Fast forward to August 2002, when happiness finally seemed possible. My daughter was in kindergarten when I met Pete. We connected in recovery—a love that was instant, built on sobriety and shared struggles. I had a few slips, but he never gave up on me. Seven years and two more children later, our family moved across the country for his job. I left Texas with over four years of sobriety.

Motherhood can be isolating, especially with young children in a new place. I missed the familiarity of friends and family. One day, sitting alone in my car, the thought crossed my mind: “I don’t want to feel like this. It’s too much. I wish I could just turn everything off for a few minutes.” And just like that, the old craving returned. I stopped at a gas station, bought a four-pack of mini wine bottles, and drank two before even stepping back inside my home. My intent was to throw the rest away and never touch them again—but alcohol, my old pain reliever, was back in control.

Alcoholism is a masterful liar. Within a week, I was hiding bottles again. Pete suspected, and my oldest daughter, Shelby, grew wary. I had become a skilled deceiver—keeping up appearances while drinking in secret. I could function in public, play with my children, run errands, have dinner ready on time—all while my hidden alcohol consumption controlled me. Some days, though, I couldn’t hide it. Pete would say, “I’m worried about you,” as he searched for the evidence I tried to conceal. Eventually, he found a pile of empty bottles under the garage stairs. Horrified, he said, “Emily, you’ve got to stop. You need help.”

I didn’t want to confront it. I wanted desperately to be a “good mom” like everyone else—but my addiction dominated my life. I drank to stop the shaking, to survive the day, while outwardly appearing to manage it all. Over six years, I cycled through six inpatient rehabs, outpatient programs, detox centers, jail, psychiatric hospitals, and emergency room visits. Altogether, I was institutionalized over 20 times. Alcohol had such a grip on my body that withdrawal triggered terrifying effects—delirium, hallucinations, and complete loss of control. Short periods of sobriety would come and go, only for the drinking to return, uncontrollable and consuming. Rehab was often my only chance to focus on myself, away from the guilt and demands of everyday life.

Somehow, I emerged in 2016. Sitting on my back porch, I realized my fourth child was about to start kindergarten, my oldest about to enter her senior year, and I was running out of chances. My last drink was on the morning of my children’s first day of school. I left for my seventh rehab immediately afterward—and I haven’t had a drink since. Sobriety became my top priority, coupled with learning to forgive myself and trust in something bigger than myself. It sounds simple, but for a mother burdened with guilt, shame, and expectation, it was a radical shift. Over the following three years, I watched my family heal alongside me. Trust and respect were rebuilt.
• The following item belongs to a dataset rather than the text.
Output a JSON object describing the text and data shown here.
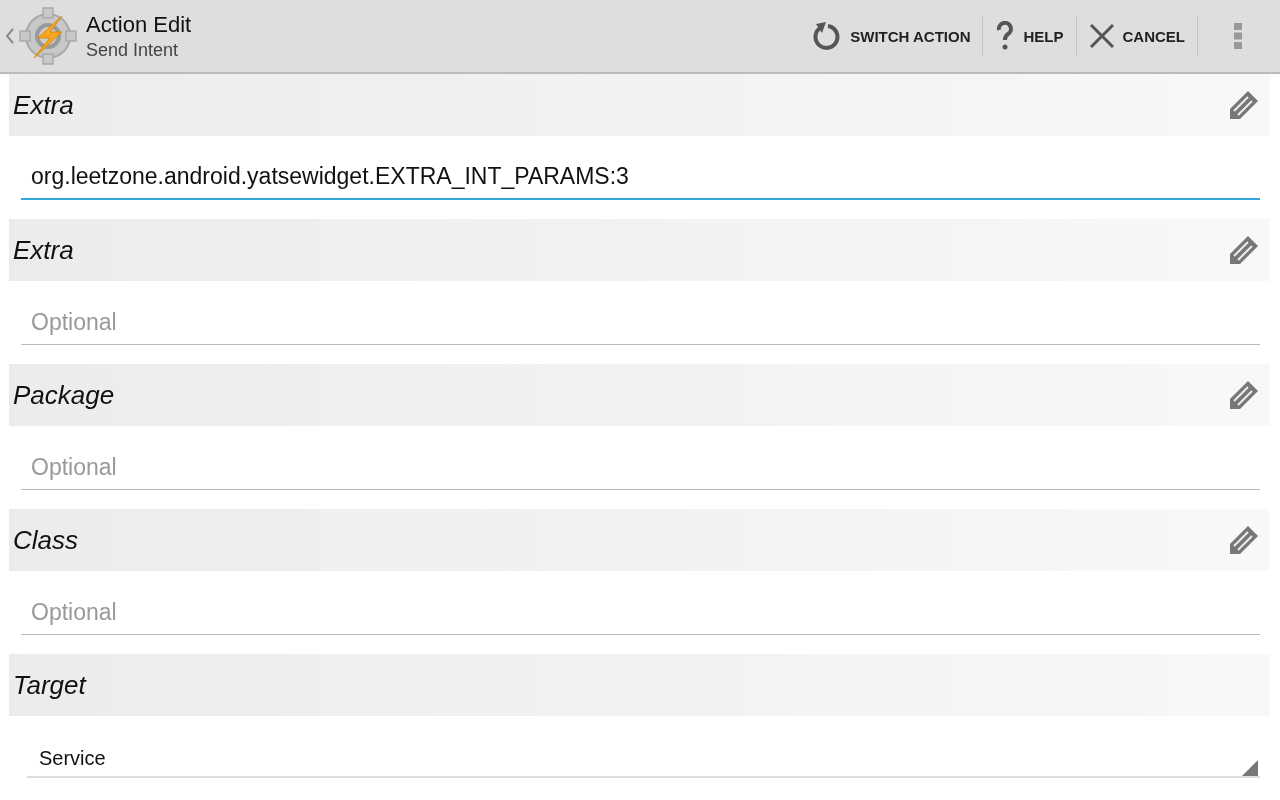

My kids thrived, my oldest is now a college junior, and Pete and I remain happily married. I became a writer, helped other women, and openly shared my story, embracing both joy and forgiveness.
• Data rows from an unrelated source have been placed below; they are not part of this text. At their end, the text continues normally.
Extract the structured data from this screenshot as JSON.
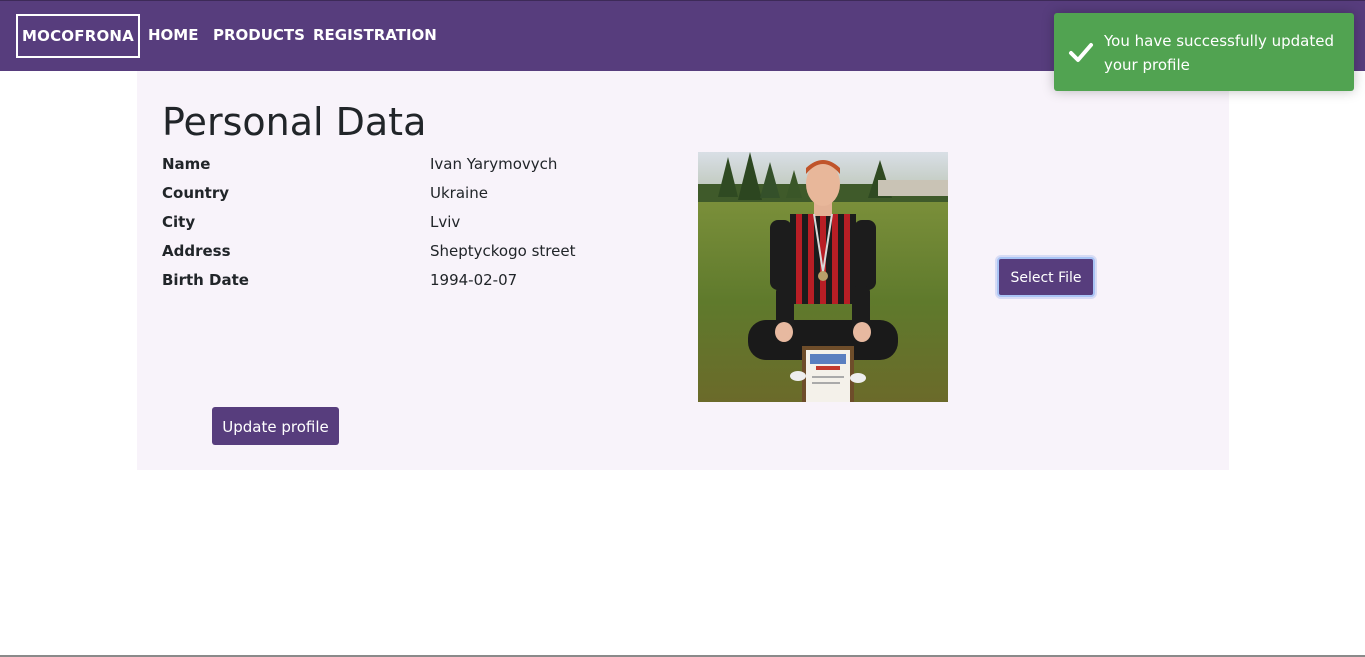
{
  "navbar": {
    "brand": "MOCOFRONA",
    "links": [
      "HOME",
      "PRODUCTS",
      "REGISTRATION"
    ],
    "color": "#573d7d"
  },
  "profile": {
    "title": "Personal Data",
    "fields": [
      {
        "label": "Name",
        "value": "Ivan Yarymovych"
      },
      {
        "label": "Country",
        "value": "Ukraine"
      },
      {
        "label": "City",
        "value": "Lviv"
      },
      {
        "label": "Address",
        "value": "Sheptyckogo street"
      },
      {
        "label": "Birth Date",
        "value": "1994-02-07"
      }
    ],
    "select_file_label": "Select File",
    "update_label": "Update profile",
    "photo_icon": "profile-photo"
  },
  "toast": {
    "message": "You have successfully updated your profile",
    "icon": "checkmark-icon",
    "color": "#51a351"
  }
}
I’ve known sobriety since 1990, when my mother got sober at 15. I learned mostly through failure and experience, not textbooks. My advice to moms struggling with alcohol is simple: don’t drink today. One day at a time. Seek support, be honest, and put yourself first—your children deserve a healthy, happy mom. Forgive yourself. Own your story, and your recovery. Offer help to those around you, understand the disease, and remember, you are not alone. My hardest days became my most valuable lessons, teaching me about shame, secrets, self-forgiveness, and hope. Sharing my journey allows other women to say, “Me too,” and know that healing is possible. If I can do it, anyone can.